Nous allons, si vous voulez bien me suivre, quitter pour un temps le monde de la science-fiction. Aujourd'hui, nous allons nous pencher sur un véritable OVNI. Il s'agit à la fois d'un roman, d'un conte initiatique, d'un poème, d'une critique, d'un manifeste, d'une encyclopédie, d'un dictionnaire, d'un réquisitoire, d'un essai, d'un palimpseste (tant sa lecture peut s'opérer à de multiples niveaux), et en même temps ni rien de tout cela et tout cela à la fois, et même plus. Issu de l'immense culture et de l'authentique génie littéraire du très regretté Umberto Eco, voici "Le pendule de Foucault" (et je ne remercierai jamais assez mon vieux pote Stéphane de me l'avoir fait découvrir). Plongée abyssale et vertigineuse dans l'ésotérisme le plus pur, les sociétés secrètes - Francs-Maçons, Templiers, Rosicruciens et Illuminati pour n'en citer que les plus connues, voyage au gré de la kabbale hébraïque, du syncrétisme brésilien ou de la mystique zoroastrienne, critique acerbe et parodie "hénaurme" des théories du complot les plus folles, cours d'histoire magistral rationalisant de manière époustouflante deux mille ans d'histoire humaine, de ponts jetés audacieusement entre les Alchimistes bavarois et la théorie de la relativité en analogies inattendues entre la Torah, le comte de St-Germain, la svastika et le mythe Cthulhu, c'est un ouvrage inclassable, d'une richesse étourdissante et d'une érudition folle. Mais c'est surtout et avant tout un livre difficile, voire astreignant, qui exige de son lecteur l'abandon de tout parti-pris et toute idée préconçue, et dont la beauté réside précisément dans l'inaccessibilité de son vocabulaire - je vous conseille vivement, d'ailleurs, d'en faire l'expérience sur une liseuse dont vous pourrez abuser de la fonction "dictionnaire". "Le pendule de Foucault" ne se critique pas, ne s'explique pas, ne s'analyse pas, mais se vit. Alors si vous ne l'avez pas encore ouvert, foncez ! Installez-vous confortablement, libérez-vous quelques jours (ou quelques semaines), et plongez dans l'une des histoires les plus extraordinaires qui soient jamais passées à portée de vos doigts...

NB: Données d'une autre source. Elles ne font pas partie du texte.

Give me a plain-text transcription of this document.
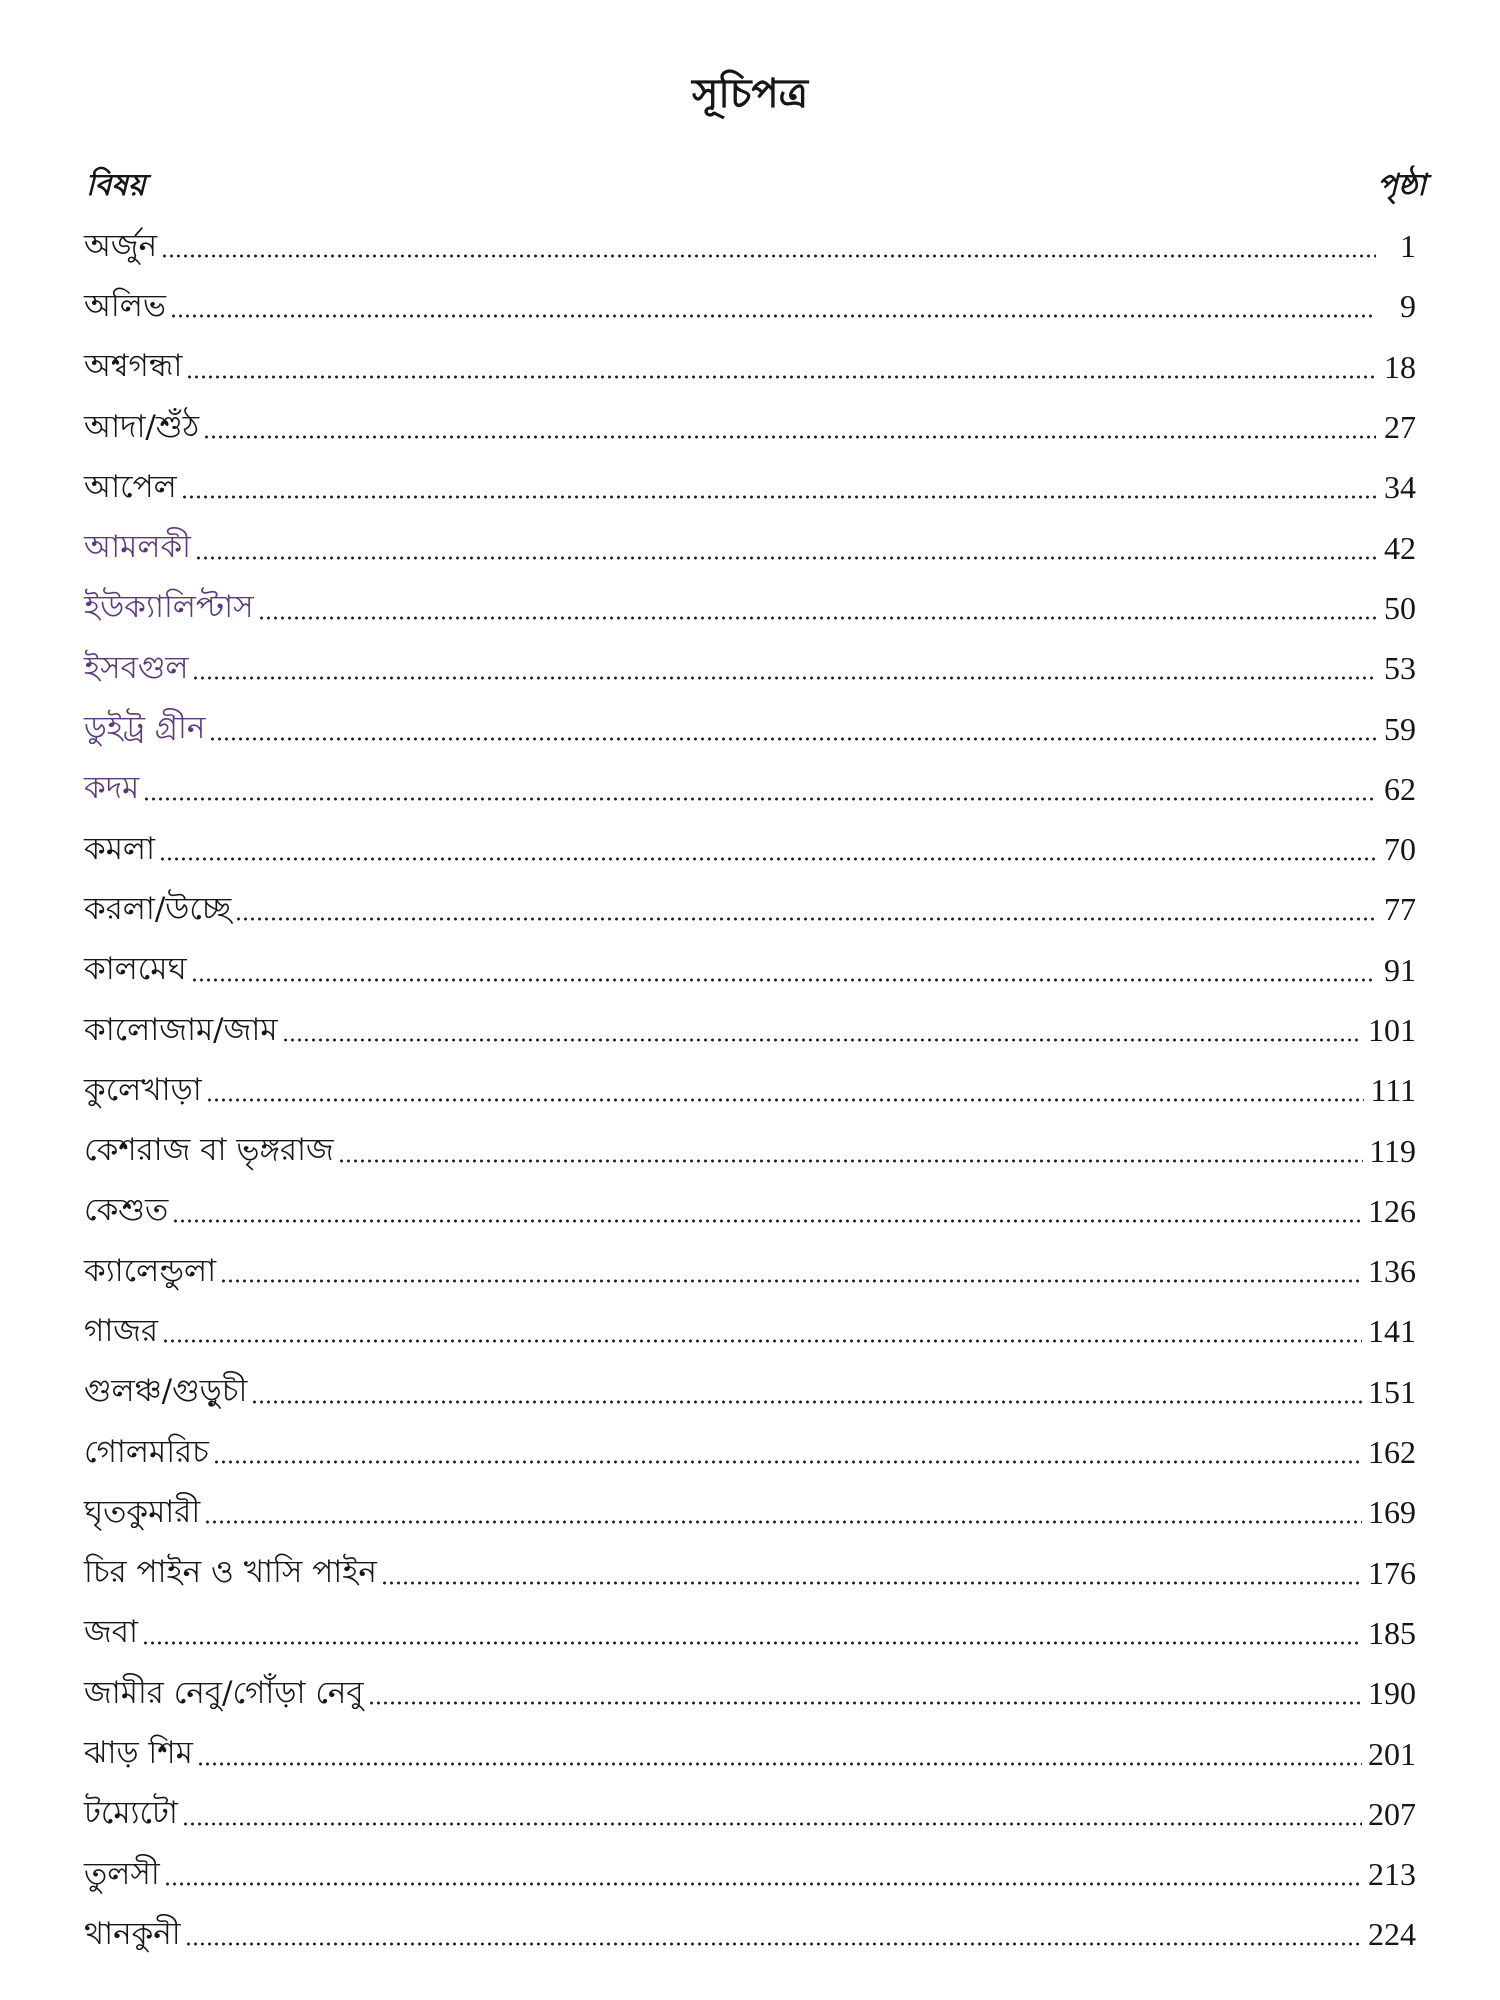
সূচিপত্র
বিষয়	পৃষ্ঠা
অর্জুন	1
অলিভ	9
অশ্বগন্ধা	18
আদা/শুঁঠ	27
আপেল	34
আমলকী	42
ইউক্যালিপ্টাস	50
ইসবগুল	53
ডুইট্র গ্রীন	59
কদম	62
কমলা	70
করলা/উচ্ছে	77
কালমেঘ	91
কালোজাম/জাম	101
কুলেখাড়া	111
কেশরাজ বা ভৃঙ্গরাজ	119
কেশুত	126
ক্যালেন্ডুলা	136
গাজর	141
গুলঞ্চ/গুড়ুচী	151
গোলমরিচ	162
ঘৃতকুমারী	169
চির পাইন ও খাসি পাইন	176
জবা	185
জামীর নেবু/গোঁড়া নেবু	190
ঝাড় শিম	201
টম্যেটো	207
তুলসী	213
থানকুনী	224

Trouver un accompagnement musical pour un ouvrage de cette envergure n'était pas chose facile. Au gré de ma lecture (et de mes nombreuses relectures), j'ai fini par m'arrêter sur "Oxygène" et "Equinoxe" de Jean-Michel Jarre, "Prelude" d'Eumir Deodato, "Wonderful" de Paolo Conte, ainsi que plusieurs pièces pour piano de Satie (les Gymnopédies et les Gnossiennes) et de Debussy (Arabesque, Estampes et Suite bergamasque). Ce choix est évidemment éminemment personnel (et donc subjectif), multiple tant il me paraissait impossible de cantonner à un seul genre musical, et je ne m'attends pas à ce qu'il résonne chez tout le monde. Ma recommandation du jour n'en sera donc pas une, tout au plus une vague tentative d'ébaucher un décor à la (dé)mesure de l'univers dépeint dans l'oeuvre d'Eco.